No one on Shawnee Mission South’s 2013 championship basketball squad had dreadlocks, cornrows or twists, all hair styles associated with African American or Hispanic culture.
No one on Shawnee Mission South’s 2013 championship basketball squad had dreadlocks, cornrows or twists, all hair styles associated with African American or Hispanic culture. Raider Basketball

Shawnee Mission South High School boys basketball head coach Brett McFall claims a player’s hairstyle has had no bearing on a prospect’s chance to make the team. But one of the veteran coach’s expectations, laid out in black and white, cast doubt on the assertion that everyone competed on a level playing field.

“Each athlete will maintain a neat, well-trimmed haircut,” a long-standing team rule once read. What defines neat and well-trimmed, Coach?

McFall is pretty good at X’s and O’s — the Raiders won the 2013 Kansas Class 5 state title with an undefeated (25-0) record. He’s also a quick learner. The team rule requiring a well-maintained coif was rescinded Tuesday after The Kansas City Star Editorial Board asked about the subjective policy, which could inadvertently leave minority student-athletes unfairly sidelined.

The edict was implicitly, explicitly and culturally biased.
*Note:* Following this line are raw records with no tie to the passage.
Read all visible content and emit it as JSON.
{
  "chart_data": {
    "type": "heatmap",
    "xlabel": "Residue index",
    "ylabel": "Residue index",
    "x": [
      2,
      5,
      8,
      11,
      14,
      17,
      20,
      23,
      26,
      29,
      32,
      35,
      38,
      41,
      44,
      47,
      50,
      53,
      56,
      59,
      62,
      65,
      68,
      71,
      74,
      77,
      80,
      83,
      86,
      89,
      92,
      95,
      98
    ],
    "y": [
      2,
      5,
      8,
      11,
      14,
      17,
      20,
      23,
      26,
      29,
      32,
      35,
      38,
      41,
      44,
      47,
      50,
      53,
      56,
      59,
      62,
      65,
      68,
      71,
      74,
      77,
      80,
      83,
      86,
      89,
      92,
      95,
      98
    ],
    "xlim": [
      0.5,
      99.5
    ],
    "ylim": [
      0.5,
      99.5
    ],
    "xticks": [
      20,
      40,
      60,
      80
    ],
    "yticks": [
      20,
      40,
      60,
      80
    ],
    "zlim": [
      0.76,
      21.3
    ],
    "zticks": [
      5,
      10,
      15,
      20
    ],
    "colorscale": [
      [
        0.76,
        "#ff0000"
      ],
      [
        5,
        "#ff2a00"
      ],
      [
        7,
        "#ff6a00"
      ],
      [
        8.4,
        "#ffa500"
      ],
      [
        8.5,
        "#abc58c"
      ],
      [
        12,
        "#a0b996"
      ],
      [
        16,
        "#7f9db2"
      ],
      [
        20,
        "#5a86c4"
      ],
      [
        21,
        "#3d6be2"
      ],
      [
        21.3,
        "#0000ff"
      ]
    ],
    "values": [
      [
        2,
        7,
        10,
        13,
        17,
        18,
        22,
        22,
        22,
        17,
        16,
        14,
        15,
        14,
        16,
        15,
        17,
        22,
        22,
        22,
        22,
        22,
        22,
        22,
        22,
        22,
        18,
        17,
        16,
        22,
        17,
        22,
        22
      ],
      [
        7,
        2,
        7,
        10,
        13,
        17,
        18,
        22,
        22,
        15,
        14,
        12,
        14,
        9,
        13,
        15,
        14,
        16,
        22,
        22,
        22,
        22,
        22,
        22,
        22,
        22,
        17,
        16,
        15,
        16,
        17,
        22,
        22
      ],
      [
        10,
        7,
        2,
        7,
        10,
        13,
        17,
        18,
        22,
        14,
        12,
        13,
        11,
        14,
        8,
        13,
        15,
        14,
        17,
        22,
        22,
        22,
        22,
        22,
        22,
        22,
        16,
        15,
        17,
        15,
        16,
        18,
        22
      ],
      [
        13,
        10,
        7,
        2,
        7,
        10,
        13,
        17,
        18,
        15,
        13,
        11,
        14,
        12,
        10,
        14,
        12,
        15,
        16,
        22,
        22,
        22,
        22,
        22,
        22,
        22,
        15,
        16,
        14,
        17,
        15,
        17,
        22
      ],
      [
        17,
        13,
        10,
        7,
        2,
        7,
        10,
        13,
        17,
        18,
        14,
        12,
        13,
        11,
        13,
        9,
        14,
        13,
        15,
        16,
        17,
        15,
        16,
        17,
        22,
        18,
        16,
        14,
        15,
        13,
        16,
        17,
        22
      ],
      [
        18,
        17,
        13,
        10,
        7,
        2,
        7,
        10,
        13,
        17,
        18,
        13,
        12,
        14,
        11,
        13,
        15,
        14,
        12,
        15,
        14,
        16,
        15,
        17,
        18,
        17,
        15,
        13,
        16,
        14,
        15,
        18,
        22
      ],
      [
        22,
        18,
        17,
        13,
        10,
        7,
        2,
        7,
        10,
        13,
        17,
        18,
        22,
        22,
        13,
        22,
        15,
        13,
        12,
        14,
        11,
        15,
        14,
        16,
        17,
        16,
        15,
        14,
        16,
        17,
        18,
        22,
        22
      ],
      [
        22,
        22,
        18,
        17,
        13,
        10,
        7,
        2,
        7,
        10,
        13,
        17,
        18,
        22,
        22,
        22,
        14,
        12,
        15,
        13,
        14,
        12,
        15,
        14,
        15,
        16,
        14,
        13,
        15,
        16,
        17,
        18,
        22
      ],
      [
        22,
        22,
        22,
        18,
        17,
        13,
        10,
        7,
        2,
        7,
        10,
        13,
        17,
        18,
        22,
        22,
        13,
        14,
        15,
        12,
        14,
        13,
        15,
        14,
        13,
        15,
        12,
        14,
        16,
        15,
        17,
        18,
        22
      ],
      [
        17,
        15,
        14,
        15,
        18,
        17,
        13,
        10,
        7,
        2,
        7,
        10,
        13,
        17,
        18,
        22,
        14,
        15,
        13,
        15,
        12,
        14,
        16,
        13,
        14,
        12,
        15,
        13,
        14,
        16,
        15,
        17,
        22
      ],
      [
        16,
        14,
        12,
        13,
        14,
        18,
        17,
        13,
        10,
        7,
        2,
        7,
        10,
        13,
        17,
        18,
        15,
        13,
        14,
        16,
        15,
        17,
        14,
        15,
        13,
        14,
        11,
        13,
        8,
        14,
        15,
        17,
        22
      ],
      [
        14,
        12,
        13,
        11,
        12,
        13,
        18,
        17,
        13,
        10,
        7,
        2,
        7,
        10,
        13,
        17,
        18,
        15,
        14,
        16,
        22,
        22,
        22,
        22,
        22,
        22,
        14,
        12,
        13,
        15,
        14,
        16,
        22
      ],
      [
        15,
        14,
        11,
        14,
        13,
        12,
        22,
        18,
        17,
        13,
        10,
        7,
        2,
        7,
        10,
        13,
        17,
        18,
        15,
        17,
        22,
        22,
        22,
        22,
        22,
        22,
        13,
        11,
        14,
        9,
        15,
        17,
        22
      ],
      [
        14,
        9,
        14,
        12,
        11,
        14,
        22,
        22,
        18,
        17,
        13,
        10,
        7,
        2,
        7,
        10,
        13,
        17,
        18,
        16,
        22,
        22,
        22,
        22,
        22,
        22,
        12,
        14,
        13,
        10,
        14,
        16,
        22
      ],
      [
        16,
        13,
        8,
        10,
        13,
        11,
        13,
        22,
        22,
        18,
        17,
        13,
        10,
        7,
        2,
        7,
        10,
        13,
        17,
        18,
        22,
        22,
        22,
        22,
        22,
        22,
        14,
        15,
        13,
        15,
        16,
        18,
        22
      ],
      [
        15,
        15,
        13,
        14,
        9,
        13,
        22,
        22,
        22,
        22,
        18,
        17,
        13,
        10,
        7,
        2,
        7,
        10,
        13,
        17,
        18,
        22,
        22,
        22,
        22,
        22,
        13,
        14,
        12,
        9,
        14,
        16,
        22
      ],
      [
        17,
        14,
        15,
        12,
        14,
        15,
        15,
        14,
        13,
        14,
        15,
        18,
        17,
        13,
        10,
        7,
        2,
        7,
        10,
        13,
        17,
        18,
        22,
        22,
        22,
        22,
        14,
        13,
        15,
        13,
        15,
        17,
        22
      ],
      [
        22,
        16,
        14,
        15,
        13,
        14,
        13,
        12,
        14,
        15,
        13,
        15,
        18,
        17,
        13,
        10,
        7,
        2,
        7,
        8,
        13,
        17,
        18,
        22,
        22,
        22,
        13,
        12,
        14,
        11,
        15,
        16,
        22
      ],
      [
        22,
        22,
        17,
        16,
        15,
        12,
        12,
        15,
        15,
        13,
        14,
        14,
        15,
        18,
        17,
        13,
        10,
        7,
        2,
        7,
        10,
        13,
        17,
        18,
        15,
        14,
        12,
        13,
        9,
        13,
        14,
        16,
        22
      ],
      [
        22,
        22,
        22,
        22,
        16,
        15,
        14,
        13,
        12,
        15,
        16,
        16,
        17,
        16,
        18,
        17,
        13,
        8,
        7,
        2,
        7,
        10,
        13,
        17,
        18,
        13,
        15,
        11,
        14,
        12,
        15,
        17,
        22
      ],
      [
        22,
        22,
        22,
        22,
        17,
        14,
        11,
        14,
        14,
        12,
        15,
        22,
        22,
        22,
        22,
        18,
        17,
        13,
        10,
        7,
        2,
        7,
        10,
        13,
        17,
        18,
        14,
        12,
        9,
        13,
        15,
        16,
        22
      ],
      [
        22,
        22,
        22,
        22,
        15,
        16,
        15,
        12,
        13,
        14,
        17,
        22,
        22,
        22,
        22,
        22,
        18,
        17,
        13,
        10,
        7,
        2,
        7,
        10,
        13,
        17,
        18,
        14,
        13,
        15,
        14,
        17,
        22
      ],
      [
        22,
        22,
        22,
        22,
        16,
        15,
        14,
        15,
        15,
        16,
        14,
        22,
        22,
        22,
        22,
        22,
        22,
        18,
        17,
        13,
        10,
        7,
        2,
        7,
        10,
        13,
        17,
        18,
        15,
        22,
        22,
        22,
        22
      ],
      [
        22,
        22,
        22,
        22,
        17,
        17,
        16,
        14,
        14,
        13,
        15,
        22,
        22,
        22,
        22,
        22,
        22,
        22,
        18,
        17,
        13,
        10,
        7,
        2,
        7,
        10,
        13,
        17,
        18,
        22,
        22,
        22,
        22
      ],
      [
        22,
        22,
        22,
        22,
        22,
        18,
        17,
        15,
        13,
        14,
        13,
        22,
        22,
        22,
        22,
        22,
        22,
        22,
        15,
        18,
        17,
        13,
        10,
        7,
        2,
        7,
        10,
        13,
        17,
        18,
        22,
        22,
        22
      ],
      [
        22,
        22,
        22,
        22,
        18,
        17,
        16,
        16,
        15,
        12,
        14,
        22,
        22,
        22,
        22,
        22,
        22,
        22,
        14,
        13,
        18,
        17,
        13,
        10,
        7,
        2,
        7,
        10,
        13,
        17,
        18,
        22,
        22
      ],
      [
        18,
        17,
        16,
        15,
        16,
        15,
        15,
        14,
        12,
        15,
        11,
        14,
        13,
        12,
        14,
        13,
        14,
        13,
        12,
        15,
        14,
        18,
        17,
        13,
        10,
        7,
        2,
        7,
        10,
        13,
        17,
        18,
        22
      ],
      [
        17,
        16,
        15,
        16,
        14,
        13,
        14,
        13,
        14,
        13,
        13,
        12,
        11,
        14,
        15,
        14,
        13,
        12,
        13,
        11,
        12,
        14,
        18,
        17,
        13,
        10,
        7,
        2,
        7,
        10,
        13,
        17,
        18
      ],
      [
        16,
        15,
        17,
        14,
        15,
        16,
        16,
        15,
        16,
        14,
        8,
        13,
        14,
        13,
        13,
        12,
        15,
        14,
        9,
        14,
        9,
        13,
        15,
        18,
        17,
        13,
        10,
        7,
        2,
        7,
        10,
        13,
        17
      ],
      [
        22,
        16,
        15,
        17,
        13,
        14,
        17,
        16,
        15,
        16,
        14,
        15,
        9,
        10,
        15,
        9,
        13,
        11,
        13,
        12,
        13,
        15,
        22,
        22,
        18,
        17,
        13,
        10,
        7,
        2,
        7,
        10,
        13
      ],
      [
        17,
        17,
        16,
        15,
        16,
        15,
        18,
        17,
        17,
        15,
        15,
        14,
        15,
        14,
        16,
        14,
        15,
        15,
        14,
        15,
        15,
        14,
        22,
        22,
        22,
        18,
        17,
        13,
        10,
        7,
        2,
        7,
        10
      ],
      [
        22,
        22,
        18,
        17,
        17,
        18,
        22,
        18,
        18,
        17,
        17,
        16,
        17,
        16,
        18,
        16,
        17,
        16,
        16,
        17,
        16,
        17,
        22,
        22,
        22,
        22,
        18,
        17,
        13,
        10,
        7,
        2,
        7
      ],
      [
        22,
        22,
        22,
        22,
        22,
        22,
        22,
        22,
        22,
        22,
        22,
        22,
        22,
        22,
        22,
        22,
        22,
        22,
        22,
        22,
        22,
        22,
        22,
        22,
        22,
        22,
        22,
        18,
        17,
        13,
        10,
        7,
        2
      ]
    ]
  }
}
It also potentially violated a Shawnee Mission School Board of Education policy that prohibits discrimination based on hairstyles.

The Shawnee Mission South head coach apparently needs more diversity training than the refresher course district employees must undertake yearly.

The topic had never been addressed one-on-one with a player in more than a dozen years, McFall said. So why have the rule in place? McFall pointed to the 2013 team as an example that he never instituted a hair ban.

A team photo of the championship squad hangs inside the school gymnasium. It features players of all races, but not one has dreadlocks, cornrows or twists, all hair styles associated with African American or Hispanic culture.

A grooming policy may be necessary for safety reasons. Arbitrary rules should never be exclusionary or discriminatory against a group of people.

We may never know how many students at Shawnee Mission South interested in basketball were denied a fair shake to make the team. California and New York made such acts illegal with passage of the CROWN Act, anti-discrimination legislation that protects the hairstyle choices of employees and K-12 students in each state.

The law prohibits discriminatory behavior due to a person’s preferred hairstyles such as braids, dreadlocks, Afros, twists and cornrows. Black people and other minorities often bear the brunt of these outdated policies. Similar legislation was considered in the Kansas Legislature last session but ultimately stalled.

Jesse Washington, a senior writer with The Undefeated, opined on the inherent racist connotation that comes with grooming requirements for athletes in a 2019 article.

“There is a long history of white people trying to legislate and regulate the gravity-defying, shape-shifting glory of Black hair,” Washington wrote. “White people may think their rules are neutral, but they come from a mindset that, consciously or not, defines white hair as normal and Black hair as deviant.”

Washington continued: “Black hair must be controlled, conform or cut down. Its mere existence is often seen as illegal, from a North Carolina pool banning swimmers with (dreadlocks) to a Texas junior high school coloring in a boy’s part with a Sharpie.”

Grooming restrictions have historically been used to keep young minorities from opportunities afforded to their white counterparts in sports, employment and other sectors of life. Left to interpretation, McFall’s policy could have left a buzz cut-free kid without a team.

And that is hardly playing by the rules.